Un oficialillo gentil e ingenioso de esta clase se marchó un día a correr mundo. Llegó a un gran bosque para él desconocido y se extravió en su espesura. Cerró la noche y no tuvo más remedio que buscarse un cobijo en aquella espantosa soledad. Cierto que habría podido encontrar un mullido lecho en el blando musgo; pero el miedo a las fieras no lo dejaba tranquilo y, al fin, se decidió a trepar a un árbol para pasar en él la noche. Escogió un alto roble y subió hasta la copa, dando gracias a Dios por llevar encima su plancha, ya que, de otro modo, el viento, que soplaba entre las copas de los árboles, se lo habría llevado volando.
Pasó varias horas en completa oscuridad, entre temblores y zozobras, hasta que, al fin, vio a poca distancia el brillo de una luz. Suponiendo que se trataba de una casa que le ofrecería un refugio mejor que el de las ramas de un árbol, bajó cautelosamente y se encaminó hacia el lugar de donde venía la luz. Se encontró con una cabaña construida de cañas y juncos trenzados.
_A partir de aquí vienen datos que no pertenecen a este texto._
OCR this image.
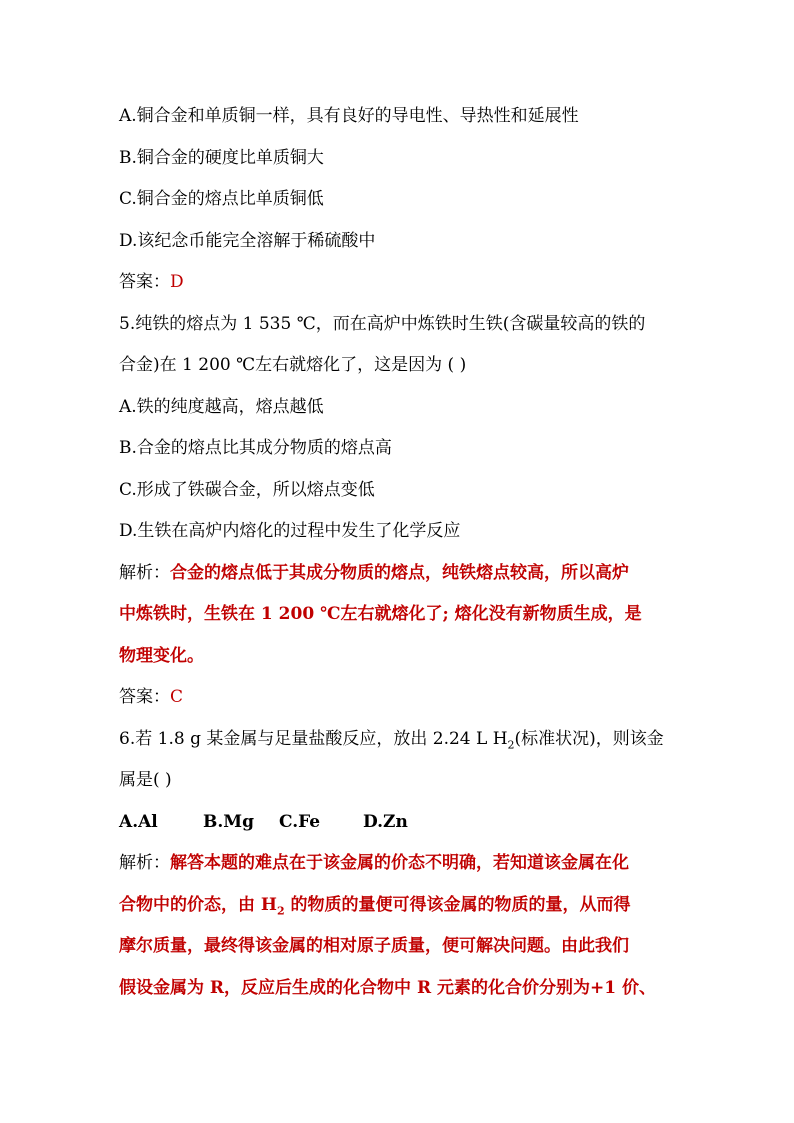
A.铜合金和单质铜一样，具有良好的导电性、导热性和延展性
B.铜合金的硬度比单质铜大
C.铜合金的熔点比单质铜低
D.该纪念币能完全溶解于稀硫酸中
答案：D
5.纯铁的熔点为 1 535 ℃，而在高炉中炼铁时生铁(含碳量较高的铁的
合金)在 1 200 ℃左右就熔化了，这是因为 ( )
A.铁的纯度越高，熔点越低
B.合金的熔点比其成分物质的熔点高
C.形成了铁碳合金，所以熔点变低
D.生铁在高炉内熔化的过程中发生了化学反应
解析：合金的熔点低于其成分物质的熔点，纯铁熔点较高，所以高炉
中炼铁时，生铁在 1 200 ℃左右就熔化了; 熔化没有新物质生成，是
物理变化。
答案：C
6.若 1.8 g 某金属与足量盐酸反应，放出 2.24 L $H_2$(标准状况)，则该金
属是( )
A.Al	B.Mg C.Fe	D.Zn
解析：解答本题的难点在于该金属的价态不明确，若知道该金属在化
合物中的价态，由 $H_2$ 的物质的量便可得该金属的物质的量，从而得
摩尔质量，最终得该金属的相对原子质量，便可解决问题。由此我们
假设金属为 R，反应后生成的化合物中 R 元素的化合价分别为+1 价、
Llamó animosamente, se abrió la puerta y al resplandor de la lámpara vio a un viejecito de canos cabellos que llevaba un vestido hecho de retales de diversos colores.
-¿Quién eres y qué quieres? -le preguntó el vejete con voz estridente.
-Soy un pobre sastre -respondió él- a quien ha sorprendido la noche en el bosque. Le ruego encarecidamente que me dé alojamiento en su choza hasta mañana.
-¡Sigue tu camino! -replicó el viejo de mal talante-. No quiero tratos con vagabundos. Búscate acomodo en otra parte.
Y se disponía a cerrar la puerta; pero el sastre lo agarró por el borde del vestido y le suplicó con tanta vehemencia que el hombrecillo, que en el fondo no era tan malo como parecía, se ablandó y lo acogió en la choza; le dio de comer y le preparó un buen lecho en un rincón.
No necesitó el cansado sastre que lo mecieran y durmió con un dulce sueño hasta muy entrada la mañana; y sabe Dios a qué hora se habría despertado de no haber sido por un gran alboroto de gritos y mugidos que resonó de repente a través de las endebles paredes de la choza.
Sintiendo nacer en su alma un inesperado valor, se levantó de un salto, se vistió a toda prisa y salió fuera. Allí vio, muy cerca de la cabaña, que un enorme toro negro y un magnífico ciervo se hallaban enzarzados en furiosa pelea. Se acometían mutuamente con tal fiereza que el suelo retemblaba con su pataleo y vibraba el aire con sus gritos. Durante largo rato estuvo indecisa la victoria hasta que, al fin, el ciervo hundió la cornamenta en el cuerpo de su adversario, éste se desplomó con un horrible rugido y fue rematado por el ciervo a cornadas.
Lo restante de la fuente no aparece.